I think a solution, or middle ground, would be to have an extensive UI library for Django, that makes it (almost) as easy to get started writing your own UI.
I know this is not made easier with the plethora of front end CSS and JS libraries (Bootstrap/Tailwind).
Are you aware of such libraries, or do you always run your own?
I guess some high level components for selecting 1-to-1, 1-to-many relations. Something similar to Admin’s inlines. And table component with more features than Django-tables (equivalent to, or using something like tabulator.info) would be useful.
My (limited) experience with Crispy Forms is that it did not seem to be easily coupled with Tailwind. Django tweaks was more helpful in that regard. And Crispy’s Bootstrap 5 support seemed a bit experimental.
Maybe I should invest some more time in something like Django Unicorn…
Thanks again Ken.
jQuery Tables looks nice. I thought jQuery was old school. Do you know of some Django integration or article?
Vue’s single page templates (or whatever it is called) are nice. But I agree that the complexity grows exponentially (as with all SPA frameworks).
Do you use Bootstrap with Crispy?
HTMX, I don’t know yet what I think about it. Looks tempting, but it seems to lead to duplication and scattering of template fragments. Haven’t used it in earnest yet.
It does have that reputation. Personally I don’t consider that, by itself, to be a “bad thing”. It works well, does what we need it to do, and doesn’t add all the complexity of the SPA-oriented frameworks. Plus, add htmx into the mix and the amount of code you end up writing is really quite small.
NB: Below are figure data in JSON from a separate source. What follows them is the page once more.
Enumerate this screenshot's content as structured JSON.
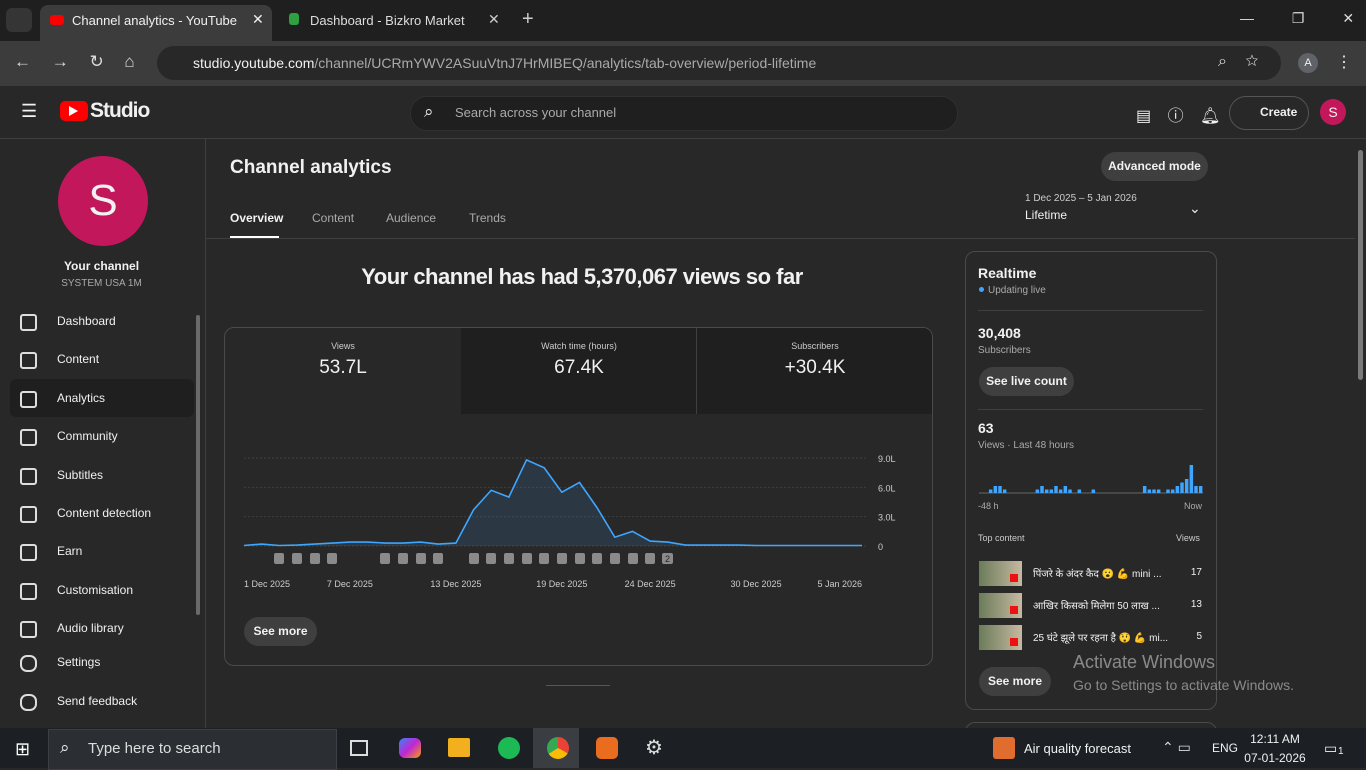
{
  "browser": {
    "tabs": [
      {
        "title": "Channel analytics - YouTube St"
      },
      {
        "title": "Dashboard - Bizkro Market"
      }
    ],
    "url": {
      "host": "studio.youtube.com",
      "path": "/channel/UCRmYWV2ASuuVtnJ7HrMIBEQ/analytics/tab-overview/period-lifetime"
    },
    "profile": "A"
  },
  "studio": {
    "logo": "Studio",
    "search": "Search across your channel",
    "create": "Create",
    "avatar": "S"
  },
  "sidebar": {
    "avatar": "S",
    "channel": "Your channel",
    "handle": "SYSTEM USA 1M",
    "nav": [
      "Dashboard",
      "Content",
      "Analytics",
      "Community",
      "Subtitles",
      "Content detection",
      "Earn",
      "Customisation",
      "Audio library"
    ],
    "footer": [
      "Settings",
      "Send feedback"
    ]
  },
  "analytics": {
    "title": "Channel analytics",
    "advanced": "Advanced mode",
    "tabs": [
      "Overview",
      "Content",
      "Audience",
      "Trends"
    ],
    "period_range": "1 Dec 2025 – 5 Jan 2026",
    "period": "Lifetime",
    "headline": "Your channel has had 5,370,067 views so far",
    "metrics": [
      {
        "label": "Views",
        "value": "53.7L"
      },
      {
        "label": "Watch time (hours)",
        "value": "67.4K"
      },
      {
        "label": "Subscribers",
        "value": "+30.4K"
      }
    ],
    "see_more": "See more"
  },
  "chart_data": {
    "type": "line",
    "badge": "2",
    "color": "#3ea6ff",
    "grid": true,
    "categories": [
      "1 Dec 2025",
      null,
      null,
      null,
      null,
      null,
      "7 Dec 2025",
      null,
      null,
      null,
      null,
      null,
      "13 Dec 2025",
      null,
      null,
      null,
      null,
      null,
      "19 Dec 2025",
      null,
      null,
      null,
      null,
      "24 Dec 2025",
      null,
      null,
      null,
      null,
      null,
      "30 Dec 2025",
      null,
      null,
      null,
      null,
      null,
      "5 Jan 2026"
    ],
    "values": [
      5000,
      20000,
      5000,
      10000,
      20000,
      30000,
      40000,
      40000,
      30000,
      30000,
      40000,
      20000,
      30000,
      370000,
      570000,
      500000,
      880000,
      800000,
      550000,
      650000,
      390000,
      90000,
      150000,
      50000,
      40000,
      10000,
      10000,
      10000,
      10000,
      5000,
      5000,
      5000,
      5000,
      5000,
      5000,
      5000
    ],
    "ylim": [
      0,
      900000
    ],
    "yticks": [
      0,
      {
        "value": 300000,
        "label": "3.0L"
      },
      {
        "value": 600000,
        "label": "6.0L"
      },
      {
        "value": 900000,
        "label": "9.0L"
      }
    ]
  },
  "realtime": {
    "title": "Realtime",
    "status": "Updating live",
    "subscribers": "30,408",
    "subscribers_label": "Subscribers",
    "live_count": "See live count",
    "views": "63",
    "views_label": "Views · Last 48 hours",
    "bars": [
      0,
      0,
      1,
      2,
      2,
      1,
      0,
      0,
      0,
      0,
      0,
      0,
      1,
      2,
      1,
      1,
      2,
      1,
      2,
      1,
      0,
      1,
      0,
      0,
      1,
      0,
      0,
      0,
      0,
      0,
      0,
      0,
      0,
      0,
      0,
      2,
      1,
      1,
      1,
      0,
      1,
      1,
      2,
      3,
      4,
      8,
      2,
      2
    ],
    "start": "-48 h",
    "end": "Now",
    "top_title": "Top content",
    "top_views": "Views",
    "top": [
      {
        "title": "पिंजरे के अंदर कैद 😮 💪 mini ...",
        "views": 17
      },
      {
        "title": "आखिर किसको मिलेगा 50 लाख ...",
        "views": 13
      },
      {
        "title": "25 घंटे झूले पर रहना है 😲 💪 mi...",
        "views": 5
      }
    ],
    "see_more": "See more"
  },
  "watermark": {
    "title": "Activate Windows",
    "text": "Go to Settings to activate Windows."
  },
  "taskbar": {
    "search": "Type here to search",
    "weather": "Air quality forecast",
    "lang": "ENG",
    "time": "12:11 AM",
    "date": "07-01-2026",
    "notifications": "1"
  }
}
We use django-datatables-view · PyPI. There are some others. Datatables can do a lot, what you pick to use it with depends a lot upon what features of Datatables you wish to use.
We rely heavily upon the AJAX features for data. The page is loaded without any data - only the table definition. Inside the table definition is the ajax url for populating the table.
Yes. We use Bootstrap exclusively.
Our experience has been that it reduces duplication among templates, but it does create more template files. HTMX is going to call a view - that view can load data from a database, and supply it to the rendering engine in the context to be rendered with the template. That permits a lot of flexibility in how that template is going to be rendered.
Or, in some cases, we have even eliminated the use of templates when the div being updated is an atomic value.